Ordering of Sentences - Test-04

Ordering of Sentences
Directions:In the following items each passage consists of six sentences. The first and the sixth sentence are given in the beginning. The middle four sentences in each have been removed and jumbled up. These are labelled P, Q R and S. You are required to find out the proper sequence of the four sentences.


1. S1: Music, like literature, is an art that deals with sound.
S6: They refer to specific things other than themselves such as objects and ideas.

P: Literature makes use of words which are sounds.
Q: They also have meanings.
R: And the writer must be concerned with the effect produced by the sounds he uses.
S: But words are not only sounds.


2. S1: Proverbs contain homely but universal truths.
S6: They are everyman's philosophy.

P: They point out the incongruities of situations in life.
Q: Naturally, therefore, they are translatable from one language to another.
R: Therefore, their appeal is direct.
S: Many of them had their birth in folk literature.


3. S1: I never took payment for speaking.
S6: In this way I secured perfect freedom of speech, and was warmed against the accusation of being a professional agitator.

P: The Sunday Society would then assure me that on these terms I might lecture on anything I liked and how I liked.
Q: It often happened that provincial' Sunday societies offered me the usual ten genuine fee to give the usual sort of leacture, avoiding controversial politics and religion.
R: Occasionally to avoid embarrassing other lecturers who lived by lecturing, the account was settled by a debit and credit entry, that is, I was credited with the usual fee and expenses and gave it back as a donation to the society.
S: I always replied that I never lectured on anything but very controversial politics and religion and that my fee was the price of my railway ticket third class if the place was farther off than I could afford to go at my own expense.


4. S1: Several sub-cities have been planned around the capital.
S6: Hopefully the housing problem will not be as acute as at present after these sub-cities are built.
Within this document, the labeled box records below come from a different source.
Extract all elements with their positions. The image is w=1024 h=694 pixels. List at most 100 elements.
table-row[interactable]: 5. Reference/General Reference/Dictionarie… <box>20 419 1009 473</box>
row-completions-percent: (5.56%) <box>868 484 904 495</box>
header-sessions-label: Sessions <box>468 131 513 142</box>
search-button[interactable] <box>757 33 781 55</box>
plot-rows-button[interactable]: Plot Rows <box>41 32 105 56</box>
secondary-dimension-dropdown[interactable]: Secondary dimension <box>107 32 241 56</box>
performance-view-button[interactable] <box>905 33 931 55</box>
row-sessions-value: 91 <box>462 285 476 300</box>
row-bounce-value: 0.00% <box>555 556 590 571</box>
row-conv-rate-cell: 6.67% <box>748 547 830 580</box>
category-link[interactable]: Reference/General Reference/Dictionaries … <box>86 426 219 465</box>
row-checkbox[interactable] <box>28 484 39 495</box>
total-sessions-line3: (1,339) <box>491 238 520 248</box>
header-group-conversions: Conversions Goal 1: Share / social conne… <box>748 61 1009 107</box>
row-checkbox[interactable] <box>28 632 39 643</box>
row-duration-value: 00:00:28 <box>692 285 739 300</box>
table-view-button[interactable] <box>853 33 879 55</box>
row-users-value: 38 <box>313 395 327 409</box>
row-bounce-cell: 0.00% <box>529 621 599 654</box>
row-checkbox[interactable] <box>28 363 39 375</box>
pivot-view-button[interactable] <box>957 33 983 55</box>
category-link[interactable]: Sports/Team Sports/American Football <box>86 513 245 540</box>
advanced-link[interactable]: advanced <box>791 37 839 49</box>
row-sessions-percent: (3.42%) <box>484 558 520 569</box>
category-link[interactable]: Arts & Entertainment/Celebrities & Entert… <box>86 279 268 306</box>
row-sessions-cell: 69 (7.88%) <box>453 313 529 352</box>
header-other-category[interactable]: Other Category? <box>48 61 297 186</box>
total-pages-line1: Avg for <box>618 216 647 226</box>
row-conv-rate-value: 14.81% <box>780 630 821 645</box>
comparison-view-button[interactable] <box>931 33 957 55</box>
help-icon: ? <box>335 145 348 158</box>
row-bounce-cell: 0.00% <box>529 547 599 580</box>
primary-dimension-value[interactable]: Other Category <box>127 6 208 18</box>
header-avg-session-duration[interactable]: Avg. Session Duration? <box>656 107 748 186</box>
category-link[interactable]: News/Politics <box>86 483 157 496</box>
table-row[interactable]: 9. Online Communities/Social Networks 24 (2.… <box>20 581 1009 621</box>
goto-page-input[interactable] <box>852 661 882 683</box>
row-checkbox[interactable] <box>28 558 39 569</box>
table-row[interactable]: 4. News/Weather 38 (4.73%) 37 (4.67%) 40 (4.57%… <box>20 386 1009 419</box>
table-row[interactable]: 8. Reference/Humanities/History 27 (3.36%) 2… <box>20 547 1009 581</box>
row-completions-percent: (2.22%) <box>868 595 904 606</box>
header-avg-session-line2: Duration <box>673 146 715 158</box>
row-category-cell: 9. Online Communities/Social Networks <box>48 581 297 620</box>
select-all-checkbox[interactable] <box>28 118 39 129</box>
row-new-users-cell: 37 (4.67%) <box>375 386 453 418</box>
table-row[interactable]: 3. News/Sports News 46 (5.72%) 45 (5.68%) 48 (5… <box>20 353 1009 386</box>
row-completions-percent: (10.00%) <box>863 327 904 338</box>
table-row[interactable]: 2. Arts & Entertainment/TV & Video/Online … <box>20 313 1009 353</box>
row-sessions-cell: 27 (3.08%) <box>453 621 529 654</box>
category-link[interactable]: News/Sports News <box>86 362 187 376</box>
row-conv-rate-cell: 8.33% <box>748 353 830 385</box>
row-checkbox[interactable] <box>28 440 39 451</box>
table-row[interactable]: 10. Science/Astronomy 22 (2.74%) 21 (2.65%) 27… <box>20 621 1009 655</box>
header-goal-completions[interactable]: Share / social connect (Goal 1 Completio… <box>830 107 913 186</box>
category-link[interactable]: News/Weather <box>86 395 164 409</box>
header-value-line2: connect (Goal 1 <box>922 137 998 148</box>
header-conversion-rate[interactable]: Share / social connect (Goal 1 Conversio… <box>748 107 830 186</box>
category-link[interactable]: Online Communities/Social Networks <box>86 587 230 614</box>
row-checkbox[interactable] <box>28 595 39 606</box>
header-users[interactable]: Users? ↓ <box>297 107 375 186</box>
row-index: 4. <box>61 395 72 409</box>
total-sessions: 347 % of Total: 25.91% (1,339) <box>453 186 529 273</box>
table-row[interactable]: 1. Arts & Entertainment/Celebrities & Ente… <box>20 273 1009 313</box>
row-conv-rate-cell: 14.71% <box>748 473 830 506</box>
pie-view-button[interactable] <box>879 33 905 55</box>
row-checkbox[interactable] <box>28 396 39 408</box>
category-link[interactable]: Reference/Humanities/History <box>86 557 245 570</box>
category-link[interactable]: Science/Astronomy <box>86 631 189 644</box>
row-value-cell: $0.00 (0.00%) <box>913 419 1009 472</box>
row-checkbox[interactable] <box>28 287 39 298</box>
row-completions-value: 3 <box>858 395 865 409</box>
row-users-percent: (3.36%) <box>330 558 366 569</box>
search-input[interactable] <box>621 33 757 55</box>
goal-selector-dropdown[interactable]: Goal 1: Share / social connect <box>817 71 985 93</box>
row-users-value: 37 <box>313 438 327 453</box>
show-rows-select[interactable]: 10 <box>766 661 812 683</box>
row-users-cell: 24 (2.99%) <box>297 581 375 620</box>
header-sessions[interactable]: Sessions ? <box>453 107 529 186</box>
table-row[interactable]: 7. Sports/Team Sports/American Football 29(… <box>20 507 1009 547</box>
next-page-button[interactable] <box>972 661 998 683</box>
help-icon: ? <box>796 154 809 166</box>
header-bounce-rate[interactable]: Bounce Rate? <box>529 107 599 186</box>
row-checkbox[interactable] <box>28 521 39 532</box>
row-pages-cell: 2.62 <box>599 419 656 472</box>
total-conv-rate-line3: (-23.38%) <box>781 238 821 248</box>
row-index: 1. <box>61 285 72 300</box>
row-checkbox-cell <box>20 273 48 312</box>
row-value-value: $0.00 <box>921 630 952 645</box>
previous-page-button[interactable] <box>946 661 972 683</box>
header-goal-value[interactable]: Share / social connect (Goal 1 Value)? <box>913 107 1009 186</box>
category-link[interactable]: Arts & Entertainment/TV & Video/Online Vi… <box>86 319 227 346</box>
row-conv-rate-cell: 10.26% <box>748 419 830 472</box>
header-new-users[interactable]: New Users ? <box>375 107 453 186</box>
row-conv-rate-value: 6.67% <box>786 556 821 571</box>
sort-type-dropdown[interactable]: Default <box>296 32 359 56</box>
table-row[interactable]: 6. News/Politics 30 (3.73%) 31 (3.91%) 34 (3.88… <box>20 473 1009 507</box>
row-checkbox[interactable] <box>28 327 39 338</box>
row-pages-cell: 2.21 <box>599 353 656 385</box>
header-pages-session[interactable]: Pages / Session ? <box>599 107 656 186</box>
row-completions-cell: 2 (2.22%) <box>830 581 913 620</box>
P: Dwarka is the first among them.
Q: They are expected to alleviate the problem of housing.
R: It is coming up in the south-west of the capital.
S: It will cater to one million people when completed.


5. S1: We talk about democracy, but when it comes to any particular thing, we prefer a man belonging to our caste and community.
S6: Favouritism and nepotism have been responsible for much discontent in our country.

P: We must be in a position to respect a man as a man.
Q: It means our democracy is a phoney kind of democracy.
R: We must extend opportunities of development to those who deserve them.
S: Our weakness for our own caste and community should not influence our decision.


6. S1: It was early 1943 and the war in the East was going disastrously.
S6: Boarding Party, James Leasor's latest best - seller is a record of this tale of heroics tinged with irony and humour.

P: How this unlikely bunch of middle aged civilians accomplished their missions makes fascinating reading.
Q: To stop the sinkings a spy ring had to be broken, a German ship assaulted, and a secret radio transmitter silenced.
R: U-boats were torpedoing Allied ships in the Indian ocean faster ~han they could be replaced.
S: And the only people who could do the job were a handful of British businessmen in Calcutta-all men not called out for active service.


7. S1: Silence is unnatural to man.
S6: He knows. that ninety nine percent of human conversation means no more than the buzzing of a fly, but he longs to join in the buzz and to prove that he is a man and not a wax-work figure.

P: Even his conversation is in great measure a desperate attempt to prevent a dreadful silence.
Q: In the interval he does all he can to make a noise in the world.
R: There are few things of which he stands in more fear than of the absence of noise.
S: He begins life with a cry and ends it in stillness.


8. S1: I was awakened in the night by a noise in the house.
S6: As soon as they saw me standing there, they rushed to the window and jumped out.

P: I quickly put on my dressing gown and crept downstairs.
Q: In the living room I discovered two burglars breaking into my desk.
R: As I switched on the light I saw that it was 2 o'clock.
S: They were both tall, dark men.


9. S1: It is true that we cannot bring about social equality by law and that therefore there are still inequalities in Indian society.
S6: The secular state as found in India, recognises the importance of religion to the individual by giving hi ' in freedom to practice it and tell others about it, within the limits of the Constitution.

P: In the United States of America, for instance, Negroes have equal rights under the Constitution but unfortunately these rights are not always given to them freely by the White majority.
Q: It takes time for people to change their way of thinking.
R: This is a problem common to many countries.
S: It is only when we realise that social equality means not only that men are equal before the law, but also equal in the eyes of God that we can begin to have a completely casteless society.


10. S1: There was a time Egypt faced economic crisis.
S6: Egypt was able to sustain itself by its cotton produce.

P: Cotton is the chief export commodity 9f Egypt.
Q: Foreign trade depends on cultivation of cotton on large scale.
R: It became necessary for Egypt to boost cotton crops.
S: Only by means of increasing foreign trade Egypt could survive.